Brazil’s Consumption Tax Reform: OECD Analysis and Key Impacts
- Daniela Lavin
- Nov 10
- 2 min read
The recent OECD report, “The Reform of Brazil’s Consumption Tax System”, confirms that Brazil’s tax reform addresses long-standing challenges within the country’s complex and fragmented consumption tax framework.
The shift toward a Dual VAT system represents a structural transformation that will directly affect how multinational companies operate in Brazil.
New Tax Structure: the Dual VAT Model
The reform introduces a Dual VAT system to replace the five main consumption taxes currently levied at federal, state, and municipal levels.
Federal level (CBS): the new Contribution on Goods and Services (CBS) will replace IPI, PIS, and COFINS.
Subnational level (IBS): the new Tax on Goods and Services (IBS) will replace the State ICMS and the Municipal ISS, combining both state and municipal components.
Selective Tax (IS): a federal excise tax applied to goods and services considered harmful to health or the environment (such as production, extraction, or importation).
The Pillars of Brazil’s Consumption Tax Reform: Neutrality and Simplicity
The new system is designed according to international best practices — broad-based, neutral, and simplified.
Full non-cumulative credit: businesses will have the full right to recover input taxes (for both CBS and IBS), ensuring that the tax burden does not rest on production.
Destination-based taxation: both CBS and IBS will be levied at the place of consumption (destination), replacing origin-based rules that created economic distortions and “tax wars.”
Uniform tax base: CBS and IBS will share a single, nationwide legal framework with a harmonized tax base — a major step toward simplifying the current fragmented model.
IBS Steering Committee: an independent management body composed of state and municipal representatives, responsible for IBS collection, administration, and revenue distribution. It will serve as a single point of contact for businesses managing IBS compliance and input tax credits.
Implementation Timeline and Corporate Challenges
The implementation phase requires close attention from corporate tax and finance departments:
Transition period (2026–2033): the new and old systems will coexist gradually until 2033.
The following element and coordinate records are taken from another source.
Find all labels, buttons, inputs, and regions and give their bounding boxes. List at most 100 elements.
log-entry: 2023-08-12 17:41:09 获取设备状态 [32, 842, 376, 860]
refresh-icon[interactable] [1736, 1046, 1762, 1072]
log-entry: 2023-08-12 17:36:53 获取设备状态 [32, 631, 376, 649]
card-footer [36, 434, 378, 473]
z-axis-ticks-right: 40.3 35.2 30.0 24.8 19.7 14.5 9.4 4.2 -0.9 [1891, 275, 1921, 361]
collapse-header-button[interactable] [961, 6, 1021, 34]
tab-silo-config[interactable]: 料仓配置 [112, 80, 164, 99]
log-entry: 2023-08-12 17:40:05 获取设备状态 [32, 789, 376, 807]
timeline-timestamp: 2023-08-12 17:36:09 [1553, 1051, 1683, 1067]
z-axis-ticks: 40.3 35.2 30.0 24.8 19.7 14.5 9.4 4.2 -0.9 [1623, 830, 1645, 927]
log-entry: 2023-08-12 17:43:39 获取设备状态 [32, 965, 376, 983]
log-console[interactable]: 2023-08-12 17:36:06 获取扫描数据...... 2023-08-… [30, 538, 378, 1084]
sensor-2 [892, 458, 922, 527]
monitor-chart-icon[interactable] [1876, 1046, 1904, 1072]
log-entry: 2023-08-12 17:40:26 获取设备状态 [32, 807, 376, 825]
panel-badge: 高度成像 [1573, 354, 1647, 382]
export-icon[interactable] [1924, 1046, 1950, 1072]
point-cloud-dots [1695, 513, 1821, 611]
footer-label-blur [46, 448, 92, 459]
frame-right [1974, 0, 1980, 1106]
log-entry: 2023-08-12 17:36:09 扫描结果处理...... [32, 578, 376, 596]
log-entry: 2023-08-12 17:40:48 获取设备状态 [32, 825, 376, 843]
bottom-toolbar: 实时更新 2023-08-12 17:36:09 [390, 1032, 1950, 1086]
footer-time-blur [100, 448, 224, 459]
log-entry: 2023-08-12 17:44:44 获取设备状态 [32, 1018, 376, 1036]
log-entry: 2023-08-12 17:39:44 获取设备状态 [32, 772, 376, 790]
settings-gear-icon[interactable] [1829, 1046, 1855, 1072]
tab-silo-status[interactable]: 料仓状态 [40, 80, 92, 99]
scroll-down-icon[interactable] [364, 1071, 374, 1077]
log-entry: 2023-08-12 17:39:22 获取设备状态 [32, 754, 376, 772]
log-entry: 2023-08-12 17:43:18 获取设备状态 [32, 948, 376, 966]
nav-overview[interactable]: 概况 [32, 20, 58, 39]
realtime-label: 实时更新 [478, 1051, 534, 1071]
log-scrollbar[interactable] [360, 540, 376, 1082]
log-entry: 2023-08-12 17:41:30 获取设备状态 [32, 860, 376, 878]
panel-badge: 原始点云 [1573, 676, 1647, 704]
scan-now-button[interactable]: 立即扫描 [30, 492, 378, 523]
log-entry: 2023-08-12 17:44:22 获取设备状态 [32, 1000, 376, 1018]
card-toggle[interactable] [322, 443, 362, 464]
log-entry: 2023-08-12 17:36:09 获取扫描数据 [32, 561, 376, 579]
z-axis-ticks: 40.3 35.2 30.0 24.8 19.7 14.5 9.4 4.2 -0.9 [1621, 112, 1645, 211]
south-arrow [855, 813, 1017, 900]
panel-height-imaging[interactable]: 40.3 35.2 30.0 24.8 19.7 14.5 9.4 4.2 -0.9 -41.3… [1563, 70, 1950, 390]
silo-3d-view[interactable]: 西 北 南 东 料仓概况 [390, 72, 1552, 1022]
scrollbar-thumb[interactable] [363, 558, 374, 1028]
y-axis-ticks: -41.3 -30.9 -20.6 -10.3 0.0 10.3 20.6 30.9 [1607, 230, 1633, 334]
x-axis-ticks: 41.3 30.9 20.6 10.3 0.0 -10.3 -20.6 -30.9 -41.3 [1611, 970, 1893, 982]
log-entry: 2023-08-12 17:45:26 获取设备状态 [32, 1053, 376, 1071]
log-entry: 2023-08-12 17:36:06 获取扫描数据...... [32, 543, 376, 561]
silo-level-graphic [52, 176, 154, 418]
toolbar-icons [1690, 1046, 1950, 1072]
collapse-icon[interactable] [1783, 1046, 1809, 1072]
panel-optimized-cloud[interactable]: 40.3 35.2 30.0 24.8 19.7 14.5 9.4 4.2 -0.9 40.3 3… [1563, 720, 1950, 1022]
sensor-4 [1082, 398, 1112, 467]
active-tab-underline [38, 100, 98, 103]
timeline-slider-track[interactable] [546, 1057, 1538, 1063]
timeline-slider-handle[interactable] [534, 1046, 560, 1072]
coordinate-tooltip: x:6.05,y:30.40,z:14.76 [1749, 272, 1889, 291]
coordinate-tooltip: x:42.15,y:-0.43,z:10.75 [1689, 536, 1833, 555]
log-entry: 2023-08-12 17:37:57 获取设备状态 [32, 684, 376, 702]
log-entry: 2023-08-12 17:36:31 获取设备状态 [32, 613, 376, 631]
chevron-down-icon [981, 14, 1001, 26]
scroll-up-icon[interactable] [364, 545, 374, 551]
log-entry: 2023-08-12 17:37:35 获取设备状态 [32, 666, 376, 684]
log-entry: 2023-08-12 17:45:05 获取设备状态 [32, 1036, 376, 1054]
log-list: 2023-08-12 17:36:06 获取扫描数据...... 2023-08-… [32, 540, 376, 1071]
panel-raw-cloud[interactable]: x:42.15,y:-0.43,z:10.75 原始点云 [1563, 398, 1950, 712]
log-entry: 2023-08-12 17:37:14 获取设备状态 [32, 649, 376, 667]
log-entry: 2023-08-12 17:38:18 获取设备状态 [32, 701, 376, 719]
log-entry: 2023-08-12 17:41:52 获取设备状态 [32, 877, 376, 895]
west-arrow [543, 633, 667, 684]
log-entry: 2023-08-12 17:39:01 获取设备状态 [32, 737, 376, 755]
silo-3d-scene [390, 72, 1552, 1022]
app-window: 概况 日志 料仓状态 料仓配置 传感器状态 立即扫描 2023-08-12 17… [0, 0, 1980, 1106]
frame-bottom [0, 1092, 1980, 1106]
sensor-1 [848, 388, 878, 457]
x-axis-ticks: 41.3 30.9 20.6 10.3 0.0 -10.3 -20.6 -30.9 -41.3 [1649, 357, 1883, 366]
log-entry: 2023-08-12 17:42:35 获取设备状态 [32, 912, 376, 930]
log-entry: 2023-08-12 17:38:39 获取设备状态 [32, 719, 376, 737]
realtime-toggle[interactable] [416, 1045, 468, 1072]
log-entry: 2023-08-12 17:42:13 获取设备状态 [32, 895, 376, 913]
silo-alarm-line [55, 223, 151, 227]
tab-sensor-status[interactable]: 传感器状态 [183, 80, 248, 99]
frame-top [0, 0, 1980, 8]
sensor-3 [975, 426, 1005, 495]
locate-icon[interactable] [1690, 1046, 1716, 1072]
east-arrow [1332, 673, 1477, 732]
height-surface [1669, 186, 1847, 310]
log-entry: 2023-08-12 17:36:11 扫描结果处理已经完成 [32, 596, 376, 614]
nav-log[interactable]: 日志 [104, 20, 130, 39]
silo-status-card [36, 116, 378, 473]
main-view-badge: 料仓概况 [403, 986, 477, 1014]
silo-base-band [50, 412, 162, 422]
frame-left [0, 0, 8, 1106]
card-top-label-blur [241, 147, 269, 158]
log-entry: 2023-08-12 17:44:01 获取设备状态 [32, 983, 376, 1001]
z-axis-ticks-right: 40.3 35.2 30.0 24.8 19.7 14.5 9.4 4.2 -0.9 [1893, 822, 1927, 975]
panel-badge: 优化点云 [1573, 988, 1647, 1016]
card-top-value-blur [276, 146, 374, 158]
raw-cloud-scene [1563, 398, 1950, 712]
Timeline: CBS is expected to be fully implemented by 2027, and IBS by 2033.
Testing phase rates: from 2026, reduced rates (CBS 0.9% and IBS 0.1%) will be applied to test operations.
Reference rates: the Federal Senate will define revenue-neutral standard rates.
Cashback mechanism: designed to refund part of the tax to low-income households.
Split payment system: expected to be introduced through a Supplementary Law, allowing the purchaser to remit the tax directly to authorities, reducing the compliance gap and ensuring stronger credit control.
Strategic Implications for Multinational and Local Operations
Brazil’s Consumption Tax Reform marks a major modernization milestone, aligning the country’s framework with global VAT standards.
Multinational companies will need to reassess their operational models, supply chains, and ERP systems to comply with the new credit, reporting, and filing logic.
While the reform promises simplification, it will also demand strategic tax planning and process automation to mitigate the risk of discrepancies between federal and subnational systems.